It can be argued that the concept of a bargaining councils (formerly known as industrial councils) was introduced by General Jan Smuts in 1924 as a political ploy.   Smuts wanted to win back the support of Afrikaners, mainly those who worked on the gold mines, after the disastrous 1922 Rand Revolt where many white strikers were killed or injured.   Now there is speculation about the effectiveness of bargaining councils.

The report Bargaining councils ‘suffer crisis of relevance’ first published in Business Day yesterday by Ntsakisi Maswanganyi refers to the recent report of the South African Institute of Race Relations.


THE number of bargaining councils has declined from 77 in 1996 to 46 last year, suggesting there are now fewer institutions to broker wage deals between workers and employers, according to a report by the South African Institute of Race Relations on Monday.

The institute’s SA Survey 2012 monitors long-term trends in the country’s political, economic and social developments.

In a time when the effectiveness of bargaining councils is being questioned, the report showed there was a decline in the number of annual salary negotiations conducted through them.

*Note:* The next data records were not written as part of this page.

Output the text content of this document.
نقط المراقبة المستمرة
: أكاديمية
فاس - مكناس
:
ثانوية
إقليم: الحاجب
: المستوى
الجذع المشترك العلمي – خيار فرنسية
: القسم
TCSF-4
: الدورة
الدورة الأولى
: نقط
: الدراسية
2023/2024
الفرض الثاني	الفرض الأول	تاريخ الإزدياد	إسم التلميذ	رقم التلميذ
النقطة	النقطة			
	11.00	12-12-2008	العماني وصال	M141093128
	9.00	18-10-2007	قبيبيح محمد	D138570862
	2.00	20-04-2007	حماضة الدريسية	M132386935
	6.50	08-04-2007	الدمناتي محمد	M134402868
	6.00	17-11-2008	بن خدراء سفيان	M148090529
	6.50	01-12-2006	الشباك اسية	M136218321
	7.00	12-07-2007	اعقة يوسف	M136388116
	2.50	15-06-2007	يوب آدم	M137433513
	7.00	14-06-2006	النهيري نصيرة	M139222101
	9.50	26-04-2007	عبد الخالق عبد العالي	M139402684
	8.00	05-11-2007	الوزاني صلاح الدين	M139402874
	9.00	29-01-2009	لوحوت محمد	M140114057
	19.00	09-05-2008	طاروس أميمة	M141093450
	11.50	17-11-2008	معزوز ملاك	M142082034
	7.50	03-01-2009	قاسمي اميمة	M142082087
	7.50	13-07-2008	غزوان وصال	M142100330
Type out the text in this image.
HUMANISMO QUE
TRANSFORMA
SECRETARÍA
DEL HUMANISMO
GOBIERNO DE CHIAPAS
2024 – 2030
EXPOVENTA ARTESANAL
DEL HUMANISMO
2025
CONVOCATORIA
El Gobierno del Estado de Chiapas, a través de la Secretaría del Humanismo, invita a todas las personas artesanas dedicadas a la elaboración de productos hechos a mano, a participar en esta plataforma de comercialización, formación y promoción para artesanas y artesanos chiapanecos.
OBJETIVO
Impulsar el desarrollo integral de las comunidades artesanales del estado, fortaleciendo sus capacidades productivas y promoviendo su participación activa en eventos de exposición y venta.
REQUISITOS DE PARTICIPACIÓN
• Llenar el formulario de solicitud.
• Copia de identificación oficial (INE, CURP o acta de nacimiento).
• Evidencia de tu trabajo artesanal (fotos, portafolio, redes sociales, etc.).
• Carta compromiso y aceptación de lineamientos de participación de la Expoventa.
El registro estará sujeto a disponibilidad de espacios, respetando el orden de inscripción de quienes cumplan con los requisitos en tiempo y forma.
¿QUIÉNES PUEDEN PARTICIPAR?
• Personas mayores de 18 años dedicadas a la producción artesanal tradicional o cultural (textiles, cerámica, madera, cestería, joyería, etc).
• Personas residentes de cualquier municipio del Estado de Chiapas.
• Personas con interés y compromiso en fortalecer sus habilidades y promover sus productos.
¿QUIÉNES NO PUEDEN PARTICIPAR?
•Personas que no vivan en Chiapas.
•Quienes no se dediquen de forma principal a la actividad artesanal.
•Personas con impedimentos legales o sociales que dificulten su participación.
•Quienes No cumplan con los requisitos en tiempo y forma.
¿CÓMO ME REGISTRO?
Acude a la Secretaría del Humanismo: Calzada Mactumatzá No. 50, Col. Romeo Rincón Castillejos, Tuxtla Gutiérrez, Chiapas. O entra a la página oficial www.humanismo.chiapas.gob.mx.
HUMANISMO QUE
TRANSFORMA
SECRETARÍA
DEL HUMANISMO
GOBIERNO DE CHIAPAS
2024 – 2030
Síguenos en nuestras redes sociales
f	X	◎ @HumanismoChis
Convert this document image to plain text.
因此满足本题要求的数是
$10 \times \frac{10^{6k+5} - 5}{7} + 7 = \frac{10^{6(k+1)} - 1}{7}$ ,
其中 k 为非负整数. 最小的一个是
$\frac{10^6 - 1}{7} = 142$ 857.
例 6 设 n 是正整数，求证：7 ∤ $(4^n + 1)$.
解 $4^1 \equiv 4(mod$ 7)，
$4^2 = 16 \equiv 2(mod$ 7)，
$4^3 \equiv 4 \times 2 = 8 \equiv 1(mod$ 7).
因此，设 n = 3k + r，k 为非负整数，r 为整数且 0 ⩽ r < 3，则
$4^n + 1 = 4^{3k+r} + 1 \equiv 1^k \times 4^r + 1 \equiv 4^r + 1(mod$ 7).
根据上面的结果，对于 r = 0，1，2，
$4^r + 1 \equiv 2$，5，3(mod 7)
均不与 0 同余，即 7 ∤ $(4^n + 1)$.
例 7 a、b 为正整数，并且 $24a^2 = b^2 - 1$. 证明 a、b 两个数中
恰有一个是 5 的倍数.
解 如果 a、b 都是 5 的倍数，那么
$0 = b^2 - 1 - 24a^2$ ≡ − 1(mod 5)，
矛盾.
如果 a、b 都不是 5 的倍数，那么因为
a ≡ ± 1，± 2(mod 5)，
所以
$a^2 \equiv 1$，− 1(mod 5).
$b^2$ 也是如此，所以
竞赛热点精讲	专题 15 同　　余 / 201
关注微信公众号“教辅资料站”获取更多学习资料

Bargaining councils were empowered to negotiate and enforce collective agreements, prevent and resolve labour disputes, as well as decide what might be an issue for the purpose of a strike or lockout, the institute’s report said.

Adcorp labour economist Loane Sharp said on Monday that bargaining councils were experiencing a crisis of relevance.   “Fewer and fewer employees are covered by bargaining councils.

“They are becoming unrepresentative.   We need to disband bargaining councils and let bargaining happen on a company by company basis,” he said.

The consequences of such agreements were often negative for small businesses.

Meanwhile, the report noted a significant decline in the number of registered trade unions in recent years.   There were 504 registered trade unions in 2002 with a total membership of 4.069-million.   This was down to just 200 unions with a membership of 3.058-million in 2010.

The 2008-9 period was characterised by a recession that led to the loss of more than a million jobs.   This could have negatively affected union membership.